The listicle is a boon for content marketers, but there are signs that the format has begun a descent toward flabby link bait. These pieces are fast to produce, but they have to be good or they will flame out, even as easily digested nuggets for short attention spans. This Wednesday, Business Insider ran an article under its Strategy section called “7 Things The Most Interesting People All Have In Common.” The advice included such gems as, “don’t be boring” and “have three good stories.”
I’m bothered by this for several reasons—it’s lazy writing to begin with, but the foremost reason being: how is this strategy? Are we being asked to adopt these 7 things because only then we will be interesting?
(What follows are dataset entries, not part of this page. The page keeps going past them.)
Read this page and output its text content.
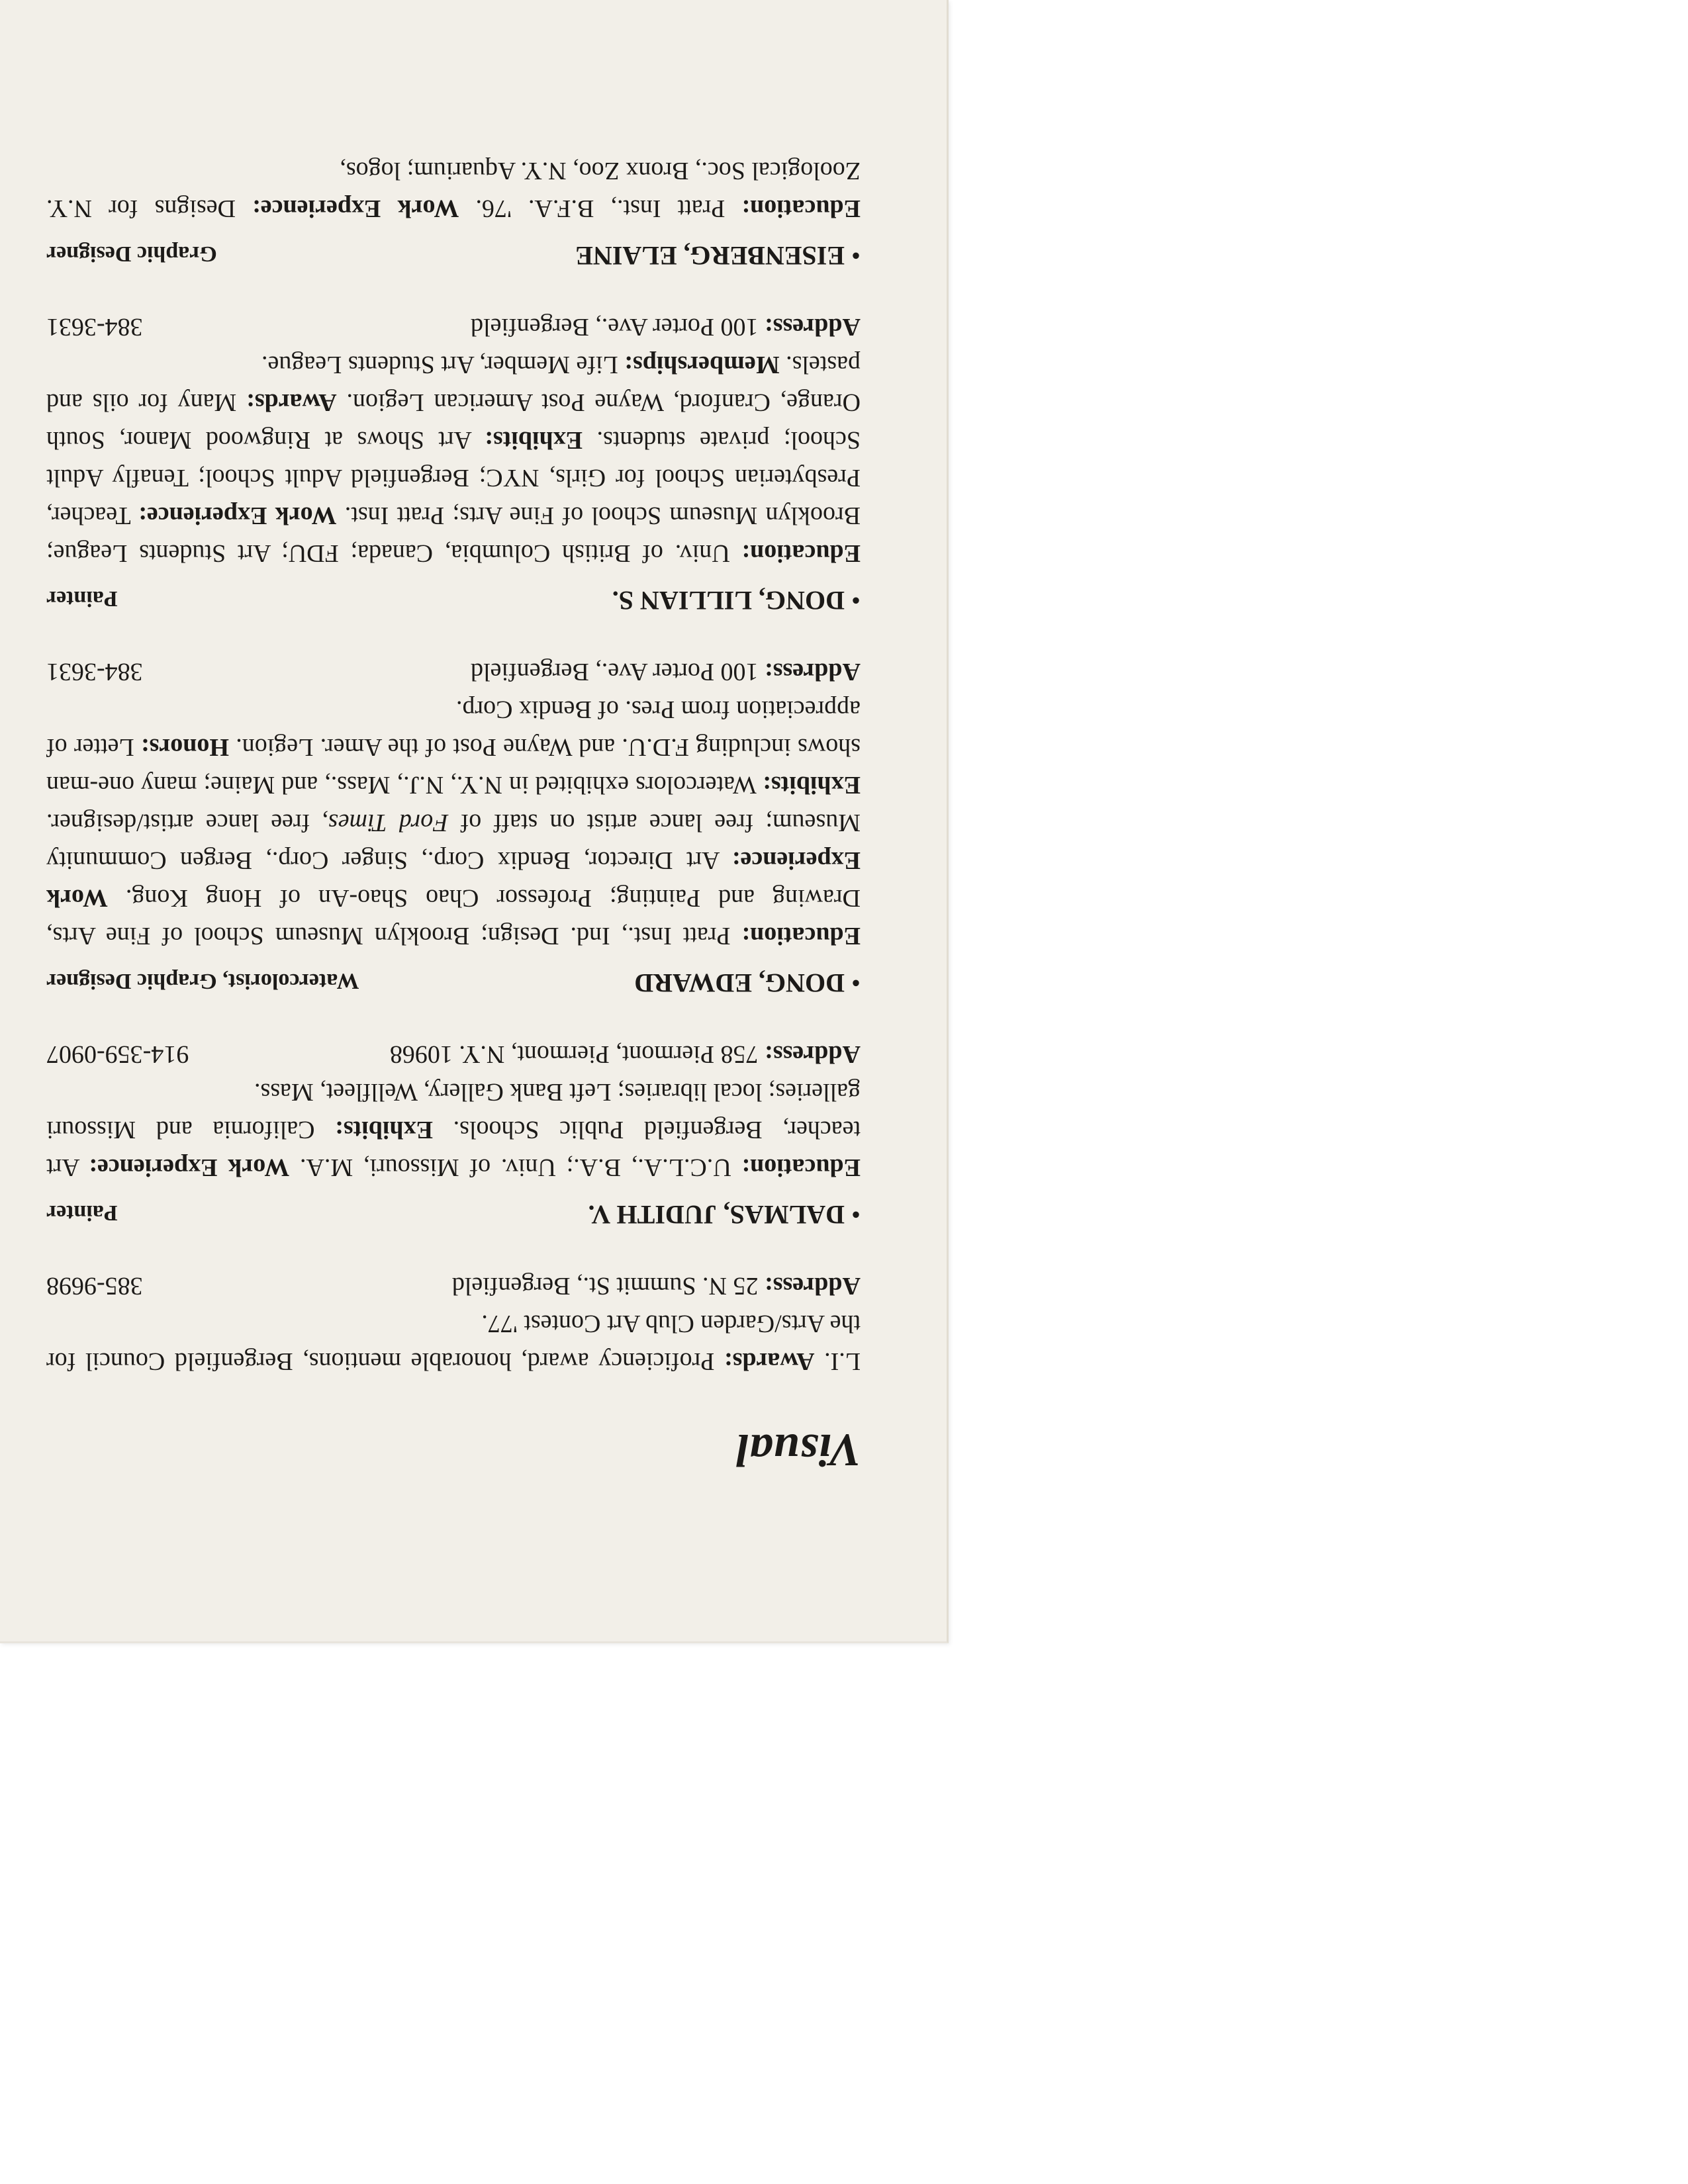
Visual

L.I. Awards: Proficiency award, honorable mentions, Bergenfield Council for the Arts/Garden Club Art Contest '77.

Address: 25 N. Summit St., Bergenfield
385-9698
•DALMAS, JUDITH V.
Painter

Education: U.C.L.A., B.A.; Univ. of Missouri, M.A. Work Experience: Art teacher, Bergenfield Public Schools. Exhibits: California and Missouri galleries; local libraries; Left Bank Gallery, Wellfleet, Mass.

Address: 758 Piermont, Piermont, N.Y. 10968
914-359-0907
•DONG, EDWARD
Watercolorist, Graphic Designer

Education: Pratt Inst., Ind. Design; Brooklyn Museum School of Fine Arts, Drawing and Painting; Professor Chao Shao-An of Hong Kong. Work Experience: Art Director, Bendix Corp., Singer Corp., Bergen Community Museum; free lance artist on staff of Ford Times, free lance artist/designer. Exhibits: Watercolors exhibited in N.Y., N.J., Mass., and Maine; many one-man shows including F.D.U. and Wayne Post of the Amer. Legion. Honors: Letter of appreciation from Pres. of Bendix Corp.

Address: 100 Porter Ave., Bergenfield
384-3631
•DONG, LILLIAN S.
Painter

Education: Univ. of British Columbia, Canada; FDU; Art Students League; Brooklyn Museum School of Fine Arts; Pratt Inst. Work Experience: Teacher, Presbyterian School for Girls, NYC; Bergenfield Adult School; Tenafly Adult School; private students. Exhibits: Art Shows at Ringwood Manor, South Orange, Cranford, Wayne Post American Legion. Awards: Many for oils and pastels. Memberships: Life Member, Art Students League.

Address: 100 Porter Ave., Bergenfield
384-3631
•EISENBERG, ELAINE
Graphic Designer

Education: Pratt Inst., B.F.A. '76. Work Experience: Designs for N.Y. Zoological Soc., Bronx Zoo, N.Y. Aquarium; logos,
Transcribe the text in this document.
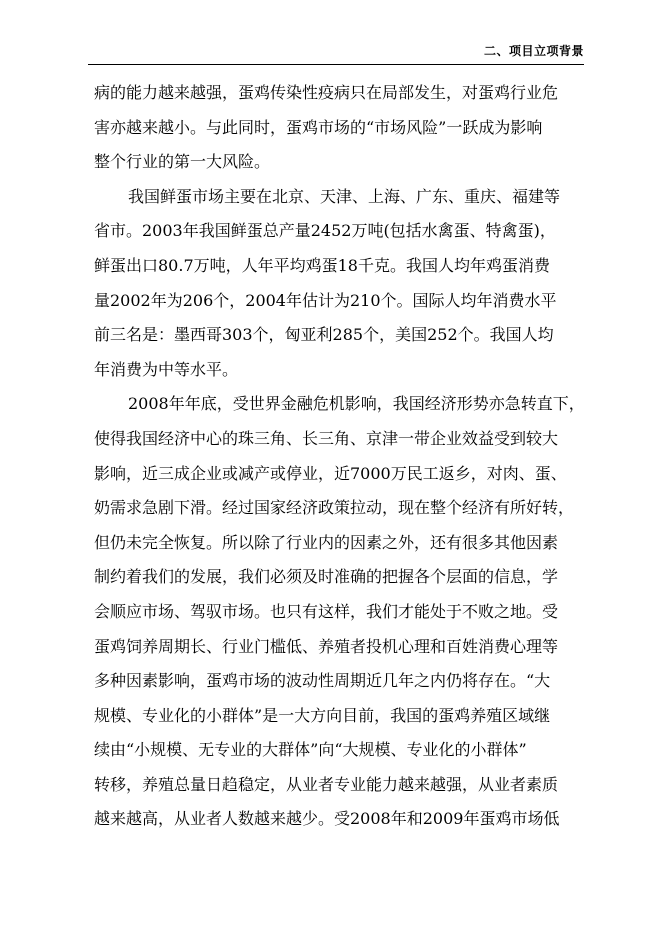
二、项目立项背景
病的能力越来越强，蛋鸡传染性疫病只在局部发生，对蛋鸡行业危
害亦越来越小。与此同时，蛋鸡市场的“市场风险”一跃成为影响
整个行业的第一大风险。
我国鲜蛋市场主要在北京、天津、上海、广东、重庆、福建等
省市。2003年我国鲜蛋总产量2452万吨(包括水禽蛋、特禽蛋)，
鲜蛋出口80.7万吨，人年平均鸡蛋18千克。我国人均年鸡蛋消费
量2002年为206个，2004年估计为210个。国际人均年消费水平
前三名是：墨西哥303个，匈亚利285个，美国252个。我国人均
年消费为中等水平。
2008年年底，受世界金融危机影响，我国经济形势亦急转直下，
使得我国经济中心的珠三角、长三角、京津一带企业效益受到较大
影响，近三成企业或减产或停业，近7000万民工返乡，对肉、蛋、
奶需求急剧下滑。经过国家经济政策拉动，现在整个经济有所好转，
但仍未完全恢复。所以除了行业内的因素之外，还有很多其他因素
制约着我们的发展，我们必须及时准确的把握各个层面的信息，学
会顺应市场、驾驭市场。也只有这样，我们才能处于不败之地。受
蛋鸡饲养周期长、行业门槛低、养殖者投机心理和百姓消费心理等
多种因素影响，蛋鸡市场的波动性周期近几年之内仍将存在。“大
规模、专业化的小群体”是一大方向目前，我国的蛋鸡养殖区域继
续由“小规模、无专业的大群体”向“大规模、专业化的小群体”
转移，养殖总量日趋稳定，从业者专业能力越来越强，从业者素质
越来越高，从业者人数越来越少。受2008年和2009年蛋鸡市场低
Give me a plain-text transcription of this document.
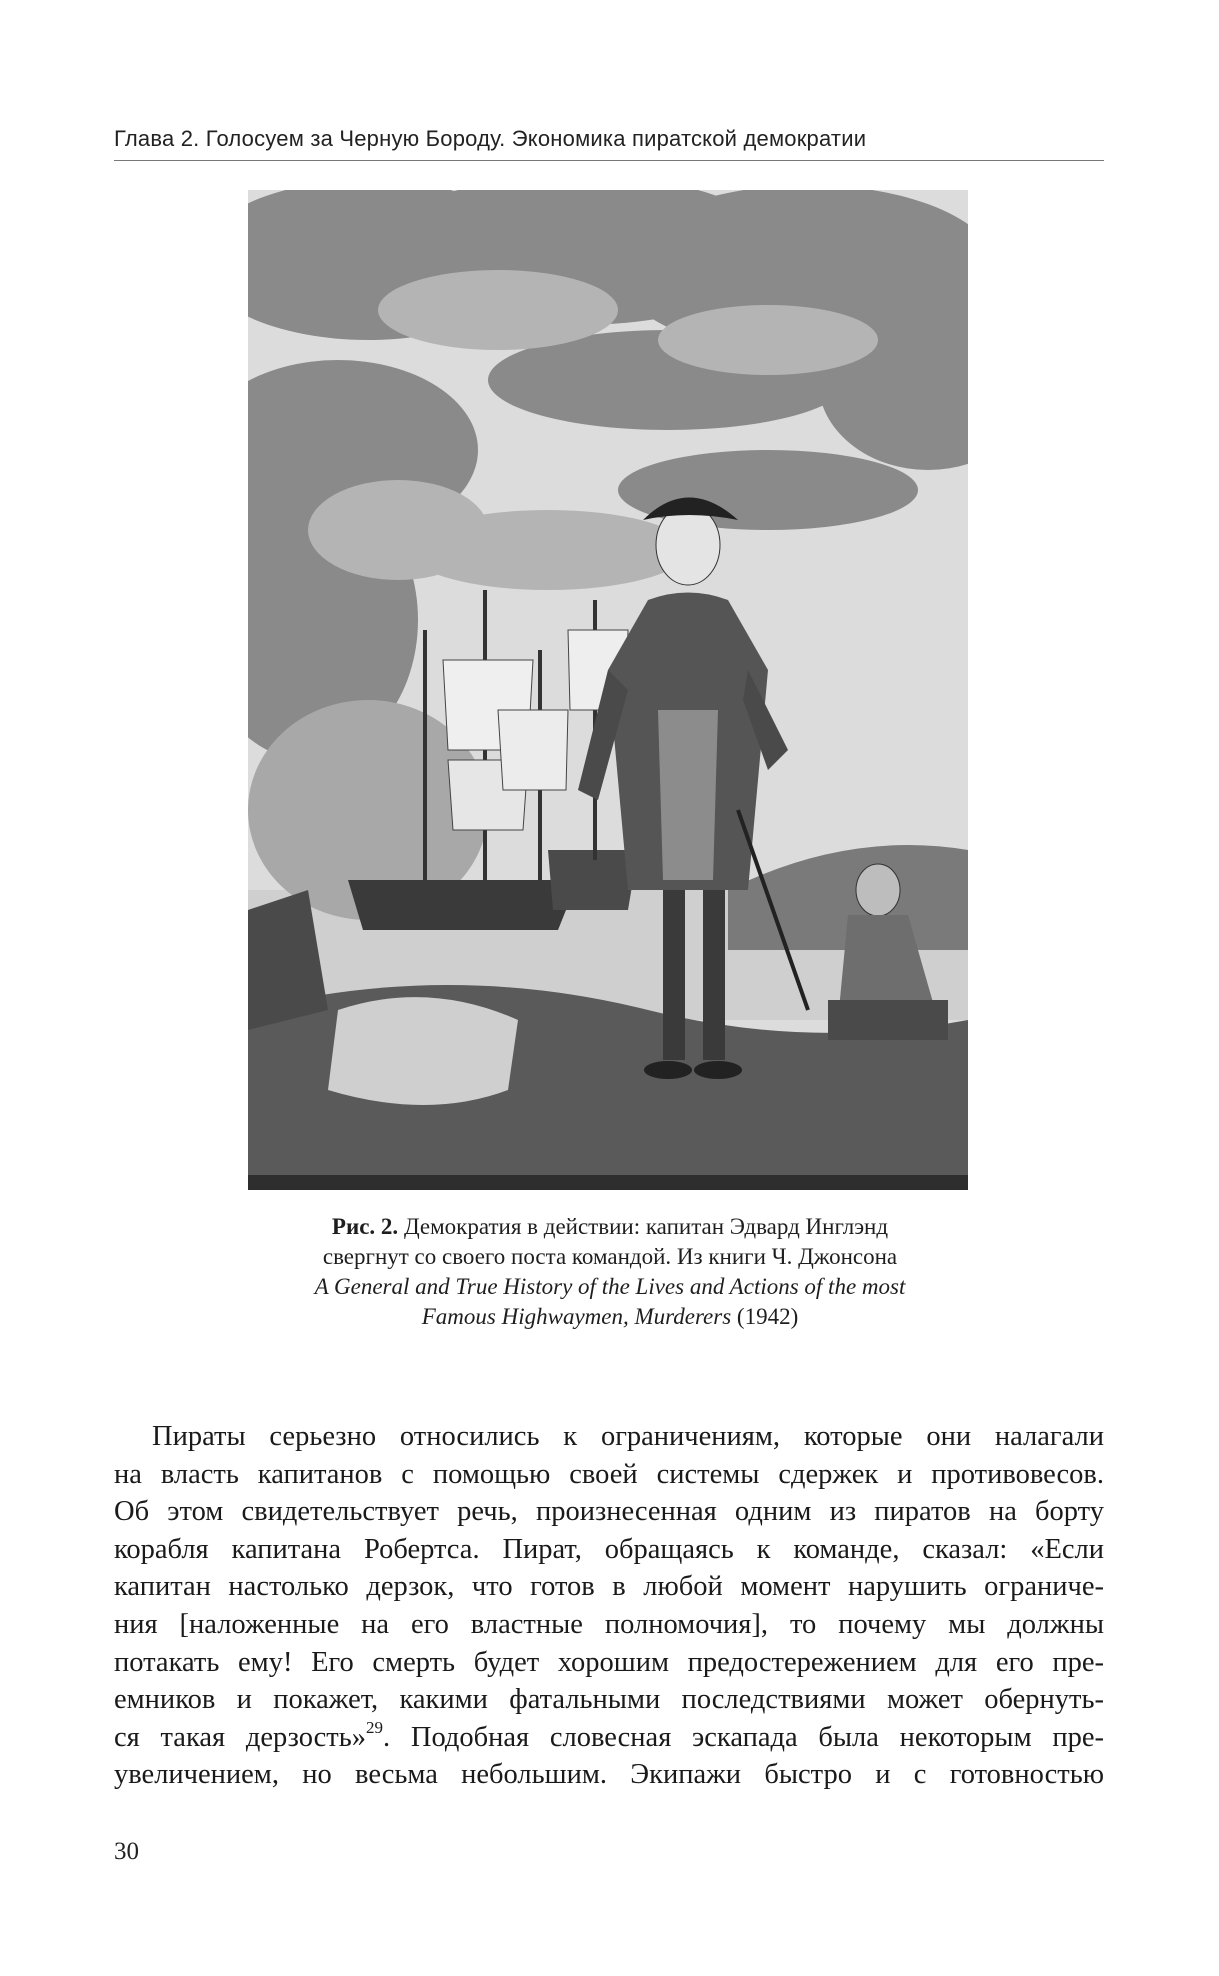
Глава 2. Голосуем за Черную Бороду. Экономика пиратской демократии
Рис. 2. Демократия в действии: капитан Эдвард Инглэнд
свергнут со своего поста командой. Из книги Ч. Джонсона
A General and True History of the Lives and Actions of the most
Famous Highwaymen, Murderers (1942)
Пираты серьезно относились к ограничениям, которые они налагали
на власть капитанов с помощью своей системы сдержек и противовесов.
Об этом свидетельствует речь, произнесенная одним из пиратов на борту
корабля капитана Робертса. Пират, обращаясь к команде, сказал: «Если
капитан настолько дерзок, что готов в любой момент нарушить ограниче-
ния [наложенные на его властные полномочия], то почему мы должны
потакать ему! Его смерть будет хорошим предостережением для его пре-
емников и покажет, какими фатальными последствиями может обернуть-
ся такая дерзость»$^{29}$. Подобная словесная эскапада была некоторым пре-
увеличением, но весьма небольшим. Экипажи быстро и с готовностью
30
Here’s another: “What 16 Successful People Read In the Morning.” The first example in the list: Warren Buffet. What does he read? Take a guess—go ahead. Did you guess The Wall Street Journal? The New York Times? USA Today? You are right. That’s what he’s reading. And guess what—so are millions of other people who are not nearly as successful as Warren Buffett.
Listicles can be fun, light reading. Or to provide utility and sound advice. But it seems that too many listicles are being assigned and created with the wrong intention in mind—simply to generate traffic, quick and dirty.
In the spirit of this blog post, I will refrain from giving you, dear reader, a numbered list of listicle best practices. But as marketers, let’s recognize that listicles that give users low value will give listicles a bad reputation and diminishing returns as a content marketing vehicle.